To soak potatoes in cold water restores a little of their moisture that may have been lost by the natural evaporation. For instance, late in the winter you will find potatoes slightly shriveled. That is caused by the escape of the moisture. If you had weighed them in the fall, and weighed them again at that time you would find they weighed less. To soak them for an hour or more before you cook them is to restore that wasted water and to increase the substance of the potato. There is very little nutriment lost in the waste of the moisture; it is only the bulk of the potato. You do not need to salt the water in which the potatoes are soaked. The only effect of salting water would be to make it colder. In soaking green vegetables it is well to salt the water, because if there are any insects in the vegetables they are killed by the action of the salt. In lettuce, or cabbage, or cauliflower, there are insects that hide away among the leaves, and salt kills them.

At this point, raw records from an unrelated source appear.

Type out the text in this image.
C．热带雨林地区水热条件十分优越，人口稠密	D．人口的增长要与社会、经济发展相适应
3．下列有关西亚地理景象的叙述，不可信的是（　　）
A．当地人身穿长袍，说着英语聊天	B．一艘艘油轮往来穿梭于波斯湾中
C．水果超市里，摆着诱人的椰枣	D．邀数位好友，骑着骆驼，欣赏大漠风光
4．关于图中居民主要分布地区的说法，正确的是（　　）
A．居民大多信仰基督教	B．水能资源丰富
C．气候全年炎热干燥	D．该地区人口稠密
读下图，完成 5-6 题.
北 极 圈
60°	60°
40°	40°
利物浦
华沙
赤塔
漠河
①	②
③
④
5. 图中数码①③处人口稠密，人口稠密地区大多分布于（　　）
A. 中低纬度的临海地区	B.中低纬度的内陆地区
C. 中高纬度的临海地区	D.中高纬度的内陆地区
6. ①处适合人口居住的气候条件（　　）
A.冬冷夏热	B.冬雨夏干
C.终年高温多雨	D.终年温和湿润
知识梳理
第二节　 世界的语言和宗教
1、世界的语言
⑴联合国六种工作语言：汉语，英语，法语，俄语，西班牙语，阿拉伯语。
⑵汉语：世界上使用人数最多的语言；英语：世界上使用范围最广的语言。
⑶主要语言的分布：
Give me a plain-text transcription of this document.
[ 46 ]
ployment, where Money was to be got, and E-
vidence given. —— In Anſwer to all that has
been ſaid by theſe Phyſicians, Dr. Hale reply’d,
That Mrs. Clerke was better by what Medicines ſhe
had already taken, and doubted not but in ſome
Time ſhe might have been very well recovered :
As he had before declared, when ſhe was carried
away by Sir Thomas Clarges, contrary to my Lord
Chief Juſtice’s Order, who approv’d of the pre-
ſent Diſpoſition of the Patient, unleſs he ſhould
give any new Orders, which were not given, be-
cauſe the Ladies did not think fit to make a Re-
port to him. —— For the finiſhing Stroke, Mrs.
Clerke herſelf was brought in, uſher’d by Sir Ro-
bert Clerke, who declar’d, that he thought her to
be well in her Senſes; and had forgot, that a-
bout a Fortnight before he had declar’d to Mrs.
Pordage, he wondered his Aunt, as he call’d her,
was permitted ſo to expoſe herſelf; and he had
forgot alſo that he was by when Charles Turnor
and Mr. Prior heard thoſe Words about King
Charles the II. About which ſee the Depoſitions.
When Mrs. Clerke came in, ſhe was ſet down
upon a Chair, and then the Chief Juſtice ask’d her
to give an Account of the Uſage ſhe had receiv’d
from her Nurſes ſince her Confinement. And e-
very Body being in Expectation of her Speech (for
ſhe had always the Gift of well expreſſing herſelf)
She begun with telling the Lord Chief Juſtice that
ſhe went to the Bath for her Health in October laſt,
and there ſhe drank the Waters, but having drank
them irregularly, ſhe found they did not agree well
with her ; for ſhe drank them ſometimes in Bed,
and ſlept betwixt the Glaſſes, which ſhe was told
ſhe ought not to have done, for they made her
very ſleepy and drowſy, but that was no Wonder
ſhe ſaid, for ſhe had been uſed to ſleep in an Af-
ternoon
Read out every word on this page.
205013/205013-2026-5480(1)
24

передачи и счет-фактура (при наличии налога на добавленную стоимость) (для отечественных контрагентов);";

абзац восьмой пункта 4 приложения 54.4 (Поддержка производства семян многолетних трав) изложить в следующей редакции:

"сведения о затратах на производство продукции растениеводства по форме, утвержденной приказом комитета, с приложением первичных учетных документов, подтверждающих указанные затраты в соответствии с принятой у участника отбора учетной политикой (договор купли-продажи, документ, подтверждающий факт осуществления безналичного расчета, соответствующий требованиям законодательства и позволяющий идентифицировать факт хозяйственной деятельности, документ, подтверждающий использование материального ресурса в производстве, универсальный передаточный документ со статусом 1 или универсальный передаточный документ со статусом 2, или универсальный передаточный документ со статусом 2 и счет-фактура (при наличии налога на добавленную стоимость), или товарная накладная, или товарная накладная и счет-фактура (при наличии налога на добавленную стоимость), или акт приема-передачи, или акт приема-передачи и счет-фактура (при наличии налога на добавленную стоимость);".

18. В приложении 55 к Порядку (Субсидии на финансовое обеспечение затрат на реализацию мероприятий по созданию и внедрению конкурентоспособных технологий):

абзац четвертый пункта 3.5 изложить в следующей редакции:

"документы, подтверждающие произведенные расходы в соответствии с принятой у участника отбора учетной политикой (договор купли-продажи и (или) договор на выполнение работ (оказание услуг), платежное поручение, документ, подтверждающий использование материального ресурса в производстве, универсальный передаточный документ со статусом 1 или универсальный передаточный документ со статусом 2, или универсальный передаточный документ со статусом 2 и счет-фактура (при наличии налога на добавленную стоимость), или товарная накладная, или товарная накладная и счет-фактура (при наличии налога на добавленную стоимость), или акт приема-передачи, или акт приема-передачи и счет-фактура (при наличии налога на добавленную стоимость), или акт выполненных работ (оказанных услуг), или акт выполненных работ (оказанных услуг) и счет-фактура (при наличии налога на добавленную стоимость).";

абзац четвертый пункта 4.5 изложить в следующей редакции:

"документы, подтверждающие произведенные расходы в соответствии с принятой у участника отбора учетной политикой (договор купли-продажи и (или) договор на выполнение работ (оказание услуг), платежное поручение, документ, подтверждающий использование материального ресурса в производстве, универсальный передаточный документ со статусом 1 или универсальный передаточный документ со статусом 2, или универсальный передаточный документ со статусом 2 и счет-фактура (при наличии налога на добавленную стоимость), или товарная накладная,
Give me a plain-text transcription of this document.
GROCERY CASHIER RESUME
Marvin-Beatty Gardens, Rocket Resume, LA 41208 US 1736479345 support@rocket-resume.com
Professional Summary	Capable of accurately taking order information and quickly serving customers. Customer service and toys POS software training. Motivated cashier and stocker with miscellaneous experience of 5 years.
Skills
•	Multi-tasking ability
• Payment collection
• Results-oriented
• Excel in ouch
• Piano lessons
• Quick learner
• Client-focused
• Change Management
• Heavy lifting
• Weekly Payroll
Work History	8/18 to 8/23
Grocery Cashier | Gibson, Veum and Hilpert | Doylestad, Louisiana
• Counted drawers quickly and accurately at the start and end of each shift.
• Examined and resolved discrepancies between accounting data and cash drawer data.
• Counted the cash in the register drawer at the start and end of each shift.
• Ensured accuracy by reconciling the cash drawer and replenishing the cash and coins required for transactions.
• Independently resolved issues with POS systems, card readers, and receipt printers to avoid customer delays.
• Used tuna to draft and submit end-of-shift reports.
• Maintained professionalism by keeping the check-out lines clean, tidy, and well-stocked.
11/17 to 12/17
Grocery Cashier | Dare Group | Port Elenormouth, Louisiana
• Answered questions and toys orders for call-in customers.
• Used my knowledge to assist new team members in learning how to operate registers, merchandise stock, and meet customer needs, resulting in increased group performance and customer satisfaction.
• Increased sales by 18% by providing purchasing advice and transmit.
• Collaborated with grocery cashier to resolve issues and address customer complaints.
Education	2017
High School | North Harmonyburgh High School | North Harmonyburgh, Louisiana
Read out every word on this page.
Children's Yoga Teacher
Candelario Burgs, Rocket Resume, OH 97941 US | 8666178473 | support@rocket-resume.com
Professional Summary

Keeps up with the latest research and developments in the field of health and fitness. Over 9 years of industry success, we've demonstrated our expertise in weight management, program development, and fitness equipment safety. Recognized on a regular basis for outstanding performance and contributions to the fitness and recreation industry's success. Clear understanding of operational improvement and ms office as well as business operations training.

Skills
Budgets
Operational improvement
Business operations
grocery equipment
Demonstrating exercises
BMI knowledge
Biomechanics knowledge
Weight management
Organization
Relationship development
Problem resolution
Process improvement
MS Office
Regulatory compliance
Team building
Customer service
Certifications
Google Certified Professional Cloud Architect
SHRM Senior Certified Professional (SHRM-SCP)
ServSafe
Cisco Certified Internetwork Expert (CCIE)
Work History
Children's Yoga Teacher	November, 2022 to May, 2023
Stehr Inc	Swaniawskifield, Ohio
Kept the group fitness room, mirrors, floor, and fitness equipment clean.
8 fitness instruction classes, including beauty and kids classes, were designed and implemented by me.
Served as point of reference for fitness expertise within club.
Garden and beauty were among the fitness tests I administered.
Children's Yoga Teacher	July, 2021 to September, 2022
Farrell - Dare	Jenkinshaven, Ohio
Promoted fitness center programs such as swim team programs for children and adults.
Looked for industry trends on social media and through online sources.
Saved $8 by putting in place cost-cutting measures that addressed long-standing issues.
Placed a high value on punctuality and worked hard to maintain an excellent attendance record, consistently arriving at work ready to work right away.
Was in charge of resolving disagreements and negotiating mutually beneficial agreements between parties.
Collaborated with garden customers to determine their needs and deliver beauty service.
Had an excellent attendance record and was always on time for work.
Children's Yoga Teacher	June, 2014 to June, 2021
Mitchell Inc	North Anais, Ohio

In regard to the soaking of the green vegetables, of course, directly the insects are dead they naturally fall of their own weight from among the leaves. But if the leaves are closely packed, as sometimes they are in cabbage or lettuce; you want to hold the vegetable by the root and turn it up and with your hands separate the leaves without tearing; if lettuce is used, take care not to tear them; if cauliflower is being washed, take hold of the root and shake it well through the water, so that the motion will dislodge the little creatures.